Rethinking Entropy Interventions in RLVR: An Entropy Change Perspective

arXiv:2510.10150v3 Announce Type: replace Abstract: Reinforcement Learning with Verifiable Rewards (RLVR) serves as a cornerstone technique for enhancing the reasoning capabilities of Large Language Models (LLMs). However, its training is often plagued by \emph{entropy collapse}, a rapid decline in policy entropy that limits exploration and undermines training effectiveness. While recent works attempt to mitigate this issue via several heuristic entropy interventions, the underlying mechanisms remain poorly understood.

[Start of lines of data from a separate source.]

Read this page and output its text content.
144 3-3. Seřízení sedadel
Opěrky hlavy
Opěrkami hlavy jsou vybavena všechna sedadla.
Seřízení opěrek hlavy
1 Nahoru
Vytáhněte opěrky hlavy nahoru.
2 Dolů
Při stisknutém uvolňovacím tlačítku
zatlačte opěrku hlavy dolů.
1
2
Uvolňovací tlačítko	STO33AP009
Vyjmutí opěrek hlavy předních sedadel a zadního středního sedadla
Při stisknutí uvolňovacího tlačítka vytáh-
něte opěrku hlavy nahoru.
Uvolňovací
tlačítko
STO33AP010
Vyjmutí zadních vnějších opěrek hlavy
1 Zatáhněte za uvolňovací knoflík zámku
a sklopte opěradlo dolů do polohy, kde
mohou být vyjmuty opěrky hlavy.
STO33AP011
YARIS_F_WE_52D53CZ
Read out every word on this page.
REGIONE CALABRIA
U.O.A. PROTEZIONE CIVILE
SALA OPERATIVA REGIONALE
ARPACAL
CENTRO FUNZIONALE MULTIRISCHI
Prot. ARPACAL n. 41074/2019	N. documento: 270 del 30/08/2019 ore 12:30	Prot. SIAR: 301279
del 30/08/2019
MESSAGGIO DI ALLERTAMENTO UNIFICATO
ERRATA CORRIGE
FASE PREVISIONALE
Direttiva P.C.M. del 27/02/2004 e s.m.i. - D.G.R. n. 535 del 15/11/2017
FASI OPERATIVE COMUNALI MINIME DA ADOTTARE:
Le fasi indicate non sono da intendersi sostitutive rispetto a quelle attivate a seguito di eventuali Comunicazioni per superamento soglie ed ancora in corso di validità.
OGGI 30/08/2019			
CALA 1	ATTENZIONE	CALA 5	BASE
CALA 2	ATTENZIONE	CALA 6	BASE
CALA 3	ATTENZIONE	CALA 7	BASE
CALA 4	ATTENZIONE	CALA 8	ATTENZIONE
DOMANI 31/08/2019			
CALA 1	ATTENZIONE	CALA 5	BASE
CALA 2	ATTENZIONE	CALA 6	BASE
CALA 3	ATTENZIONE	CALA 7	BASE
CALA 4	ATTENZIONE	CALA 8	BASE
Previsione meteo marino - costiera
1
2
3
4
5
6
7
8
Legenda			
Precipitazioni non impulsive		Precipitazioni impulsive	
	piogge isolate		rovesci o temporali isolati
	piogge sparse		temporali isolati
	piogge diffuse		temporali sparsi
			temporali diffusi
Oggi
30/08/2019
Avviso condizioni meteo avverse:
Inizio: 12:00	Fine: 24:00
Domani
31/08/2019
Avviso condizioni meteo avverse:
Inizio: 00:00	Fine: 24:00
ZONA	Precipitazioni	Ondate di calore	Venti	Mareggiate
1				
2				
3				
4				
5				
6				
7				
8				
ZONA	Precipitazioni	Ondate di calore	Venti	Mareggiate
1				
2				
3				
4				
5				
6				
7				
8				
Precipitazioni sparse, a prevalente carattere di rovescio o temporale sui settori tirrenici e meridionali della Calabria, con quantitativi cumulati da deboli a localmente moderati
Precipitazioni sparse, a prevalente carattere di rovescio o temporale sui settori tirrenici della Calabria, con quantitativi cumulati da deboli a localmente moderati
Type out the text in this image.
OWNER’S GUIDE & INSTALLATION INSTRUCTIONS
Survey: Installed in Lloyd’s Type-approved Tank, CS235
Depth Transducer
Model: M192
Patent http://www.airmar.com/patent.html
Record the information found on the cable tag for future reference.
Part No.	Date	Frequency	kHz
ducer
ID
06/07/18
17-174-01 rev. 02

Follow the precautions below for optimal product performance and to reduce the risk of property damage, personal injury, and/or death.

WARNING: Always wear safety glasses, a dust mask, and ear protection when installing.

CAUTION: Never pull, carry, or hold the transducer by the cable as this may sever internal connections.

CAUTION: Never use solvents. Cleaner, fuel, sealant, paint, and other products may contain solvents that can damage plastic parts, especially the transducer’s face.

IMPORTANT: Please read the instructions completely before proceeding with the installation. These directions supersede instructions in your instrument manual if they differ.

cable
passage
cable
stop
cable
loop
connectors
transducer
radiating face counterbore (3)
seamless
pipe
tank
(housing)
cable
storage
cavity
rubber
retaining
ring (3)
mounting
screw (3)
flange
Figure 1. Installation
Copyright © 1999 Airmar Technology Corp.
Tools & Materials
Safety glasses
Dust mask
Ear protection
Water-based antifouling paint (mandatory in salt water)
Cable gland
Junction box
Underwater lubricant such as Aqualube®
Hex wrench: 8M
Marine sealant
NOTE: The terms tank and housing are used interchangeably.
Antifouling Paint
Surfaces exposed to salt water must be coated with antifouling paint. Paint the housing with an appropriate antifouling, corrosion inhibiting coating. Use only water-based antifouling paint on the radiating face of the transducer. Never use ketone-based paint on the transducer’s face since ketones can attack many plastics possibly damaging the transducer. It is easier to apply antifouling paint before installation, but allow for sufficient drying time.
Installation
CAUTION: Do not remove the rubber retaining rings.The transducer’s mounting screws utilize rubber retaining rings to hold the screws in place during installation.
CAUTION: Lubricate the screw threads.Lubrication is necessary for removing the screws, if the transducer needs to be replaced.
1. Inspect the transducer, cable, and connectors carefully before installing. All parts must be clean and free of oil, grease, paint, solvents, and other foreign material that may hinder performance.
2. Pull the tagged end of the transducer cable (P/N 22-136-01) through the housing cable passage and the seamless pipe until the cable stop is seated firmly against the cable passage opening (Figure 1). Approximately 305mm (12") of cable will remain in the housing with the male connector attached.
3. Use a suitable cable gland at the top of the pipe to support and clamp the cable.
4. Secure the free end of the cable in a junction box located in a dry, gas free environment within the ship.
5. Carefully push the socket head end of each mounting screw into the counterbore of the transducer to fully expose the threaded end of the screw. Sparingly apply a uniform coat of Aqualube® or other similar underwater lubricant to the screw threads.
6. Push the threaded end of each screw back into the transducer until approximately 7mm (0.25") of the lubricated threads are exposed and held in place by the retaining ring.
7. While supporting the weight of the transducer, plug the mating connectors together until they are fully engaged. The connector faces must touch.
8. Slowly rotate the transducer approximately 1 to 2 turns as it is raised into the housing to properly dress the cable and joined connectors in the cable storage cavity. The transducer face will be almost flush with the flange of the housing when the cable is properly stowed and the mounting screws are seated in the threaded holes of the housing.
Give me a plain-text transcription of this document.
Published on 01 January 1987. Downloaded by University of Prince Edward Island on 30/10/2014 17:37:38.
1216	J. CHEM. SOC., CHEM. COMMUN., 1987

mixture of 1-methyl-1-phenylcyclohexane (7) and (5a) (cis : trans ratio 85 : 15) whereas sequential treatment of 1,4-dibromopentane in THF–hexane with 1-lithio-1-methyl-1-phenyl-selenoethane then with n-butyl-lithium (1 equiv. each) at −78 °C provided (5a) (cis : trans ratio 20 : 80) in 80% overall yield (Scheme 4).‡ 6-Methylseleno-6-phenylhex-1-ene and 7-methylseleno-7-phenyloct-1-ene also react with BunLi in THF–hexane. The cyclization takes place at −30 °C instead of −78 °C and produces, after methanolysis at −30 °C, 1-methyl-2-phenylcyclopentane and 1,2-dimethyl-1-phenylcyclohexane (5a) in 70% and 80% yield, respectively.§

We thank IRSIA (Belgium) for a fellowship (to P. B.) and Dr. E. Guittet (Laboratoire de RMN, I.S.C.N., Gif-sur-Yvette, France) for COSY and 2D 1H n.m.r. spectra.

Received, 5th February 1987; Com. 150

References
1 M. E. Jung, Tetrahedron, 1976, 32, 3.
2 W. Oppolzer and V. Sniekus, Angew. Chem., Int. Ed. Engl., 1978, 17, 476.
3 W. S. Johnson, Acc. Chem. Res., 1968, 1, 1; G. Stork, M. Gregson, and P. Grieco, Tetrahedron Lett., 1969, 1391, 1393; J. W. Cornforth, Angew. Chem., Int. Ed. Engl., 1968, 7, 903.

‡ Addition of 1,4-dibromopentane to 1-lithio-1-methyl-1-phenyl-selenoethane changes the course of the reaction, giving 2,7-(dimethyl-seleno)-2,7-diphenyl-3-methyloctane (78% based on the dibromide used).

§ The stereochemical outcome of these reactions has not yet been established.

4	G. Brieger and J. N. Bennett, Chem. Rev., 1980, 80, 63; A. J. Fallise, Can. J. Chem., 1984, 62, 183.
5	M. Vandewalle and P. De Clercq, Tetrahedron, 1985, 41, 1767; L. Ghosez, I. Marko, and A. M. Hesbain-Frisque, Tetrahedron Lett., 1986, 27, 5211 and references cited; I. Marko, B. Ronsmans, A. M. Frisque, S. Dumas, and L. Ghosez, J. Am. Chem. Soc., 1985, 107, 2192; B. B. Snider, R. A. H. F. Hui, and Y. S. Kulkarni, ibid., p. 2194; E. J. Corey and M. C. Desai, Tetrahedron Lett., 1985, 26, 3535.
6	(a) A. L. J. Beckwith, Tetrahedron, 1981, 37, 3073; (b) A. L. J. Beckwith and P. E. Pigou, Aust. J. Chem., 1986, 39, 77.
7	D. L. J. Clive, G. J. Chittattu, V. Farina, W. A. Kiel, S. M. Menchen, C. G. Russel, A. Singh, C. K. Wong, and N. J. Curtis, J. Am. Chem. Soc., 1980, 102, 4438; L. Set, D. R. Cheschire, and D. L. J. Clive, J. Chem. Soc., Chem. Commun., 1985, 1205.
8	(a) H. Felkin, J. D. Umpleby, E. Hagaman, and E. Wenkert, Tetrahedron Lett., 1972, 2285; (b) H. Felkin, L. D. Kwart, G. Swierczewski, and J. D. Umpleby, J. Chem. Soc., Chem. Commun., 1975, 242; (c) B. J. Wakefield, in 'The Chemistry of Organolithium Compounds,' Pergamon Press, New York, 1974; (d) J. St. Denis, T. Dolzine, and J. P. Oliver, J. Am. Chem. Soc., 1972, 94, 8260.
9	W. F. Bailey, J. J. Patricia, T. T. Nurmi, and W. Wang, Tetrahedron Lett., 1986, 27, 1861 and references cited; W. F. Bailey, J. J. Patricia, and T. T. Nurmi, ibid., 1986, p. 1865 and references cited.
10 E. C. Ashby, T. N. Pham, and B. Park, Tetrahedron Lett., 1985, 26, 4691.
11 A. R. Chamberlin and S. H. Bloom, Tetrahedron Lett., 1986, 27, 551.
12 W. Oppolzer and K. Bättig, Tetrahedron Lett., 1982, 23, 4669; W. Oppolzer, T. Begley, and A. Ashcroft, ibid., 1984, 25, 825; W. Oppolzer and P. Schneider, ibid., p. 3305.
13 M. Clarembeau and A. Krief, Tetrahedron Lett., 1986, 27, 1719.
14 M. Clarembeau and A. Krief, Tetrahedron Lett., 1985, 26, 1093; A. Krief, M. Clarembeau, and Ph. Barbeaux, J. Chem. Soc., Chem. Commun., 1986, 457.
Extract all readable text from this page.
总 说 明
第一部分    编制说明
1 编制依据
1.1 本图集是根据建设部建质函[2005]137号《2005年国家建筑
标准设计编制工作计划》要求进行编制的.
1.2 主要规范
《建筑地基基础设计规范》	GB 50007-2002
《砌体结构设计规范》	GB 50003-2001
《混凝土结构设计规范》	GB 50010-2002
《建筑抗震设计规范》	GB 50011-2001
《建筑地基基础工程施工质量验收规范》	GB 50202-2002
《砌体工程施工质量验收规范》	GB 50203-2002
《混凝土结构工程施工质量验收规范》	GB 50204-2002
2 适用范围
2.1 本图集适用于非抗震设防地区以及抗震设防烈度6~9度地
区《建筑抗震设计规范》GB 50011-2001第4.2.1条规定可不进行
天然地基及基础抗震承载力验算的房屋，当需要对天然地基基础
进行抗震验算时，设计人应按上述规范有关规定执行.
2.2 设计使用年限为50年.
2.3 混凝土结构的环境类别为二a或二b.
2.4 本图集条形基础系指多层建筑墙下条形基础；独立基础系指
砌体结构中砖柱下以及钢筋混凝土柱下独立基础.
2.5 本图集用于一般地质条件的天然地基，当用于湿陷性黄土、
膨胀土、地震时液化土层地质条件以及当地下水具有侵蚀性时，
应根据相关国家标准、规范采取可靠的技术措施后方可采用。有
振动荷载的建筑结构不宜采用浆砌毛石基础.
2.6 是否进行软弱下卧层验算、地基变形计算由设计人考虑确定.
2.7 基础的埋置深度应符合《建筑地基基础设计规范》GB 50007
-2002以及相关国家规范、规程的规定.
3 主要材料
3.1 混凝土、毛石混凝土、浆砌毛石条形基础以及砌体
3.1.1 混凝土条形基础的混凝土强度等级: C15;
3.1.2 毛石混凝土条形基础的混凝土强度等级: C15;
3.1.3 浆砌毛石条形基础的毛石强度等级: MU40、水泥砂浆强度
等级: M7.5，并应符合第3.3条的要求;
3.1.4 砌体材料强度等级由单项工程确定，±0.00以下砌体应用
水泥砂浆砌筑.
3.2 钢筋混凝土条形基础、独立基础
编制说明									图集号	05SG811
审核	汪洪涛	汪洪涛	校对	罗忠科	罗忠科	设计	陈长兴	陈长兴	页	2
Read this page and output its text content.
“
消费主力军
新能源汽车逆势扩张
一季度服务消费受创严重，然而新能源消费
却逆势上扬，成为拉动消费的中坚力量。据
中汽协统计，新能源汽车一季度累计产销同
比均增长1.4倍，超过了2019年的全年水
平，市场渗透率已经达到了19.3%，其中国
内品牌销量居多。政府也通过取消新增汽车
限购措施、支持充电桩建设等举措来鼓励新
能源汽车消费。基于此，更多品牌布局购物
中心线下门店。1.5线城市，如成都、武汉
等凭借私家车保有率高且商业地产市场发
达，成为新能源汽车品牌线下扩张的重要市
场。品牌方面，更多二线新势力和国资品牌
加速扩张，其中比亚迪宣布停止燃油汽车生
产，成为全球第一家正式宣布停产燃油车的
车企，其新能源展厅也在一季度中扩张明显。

In this work, we conduct comprehensive theoretical and empirical analyses of entropy dynamics in RLVR, offering two main insights: (1) We derive a tight analytical approximation for token-level entropy change at each update step, revealing four governing factors and providing a unified theoretical framework to explain how existing methods influence entropy; (2) We reveal a fundamental limitation of recent approaches: they rely on heuristic adjustments to one or two of these factors, leaving other relevant factors unconsidered, thus inherently limiting their effectiveness. Motivated by these findings, we propose STEER, a principled entropy-modulation method that adaptively reweights tokens based on theoretically-estimated entropy variations. Extensive experiments across six mathematical reasoning and three coding benchmarks demonstrate that STEER effectively mitigates entropy collapse and consistently outperforms state-of-the-art baselines.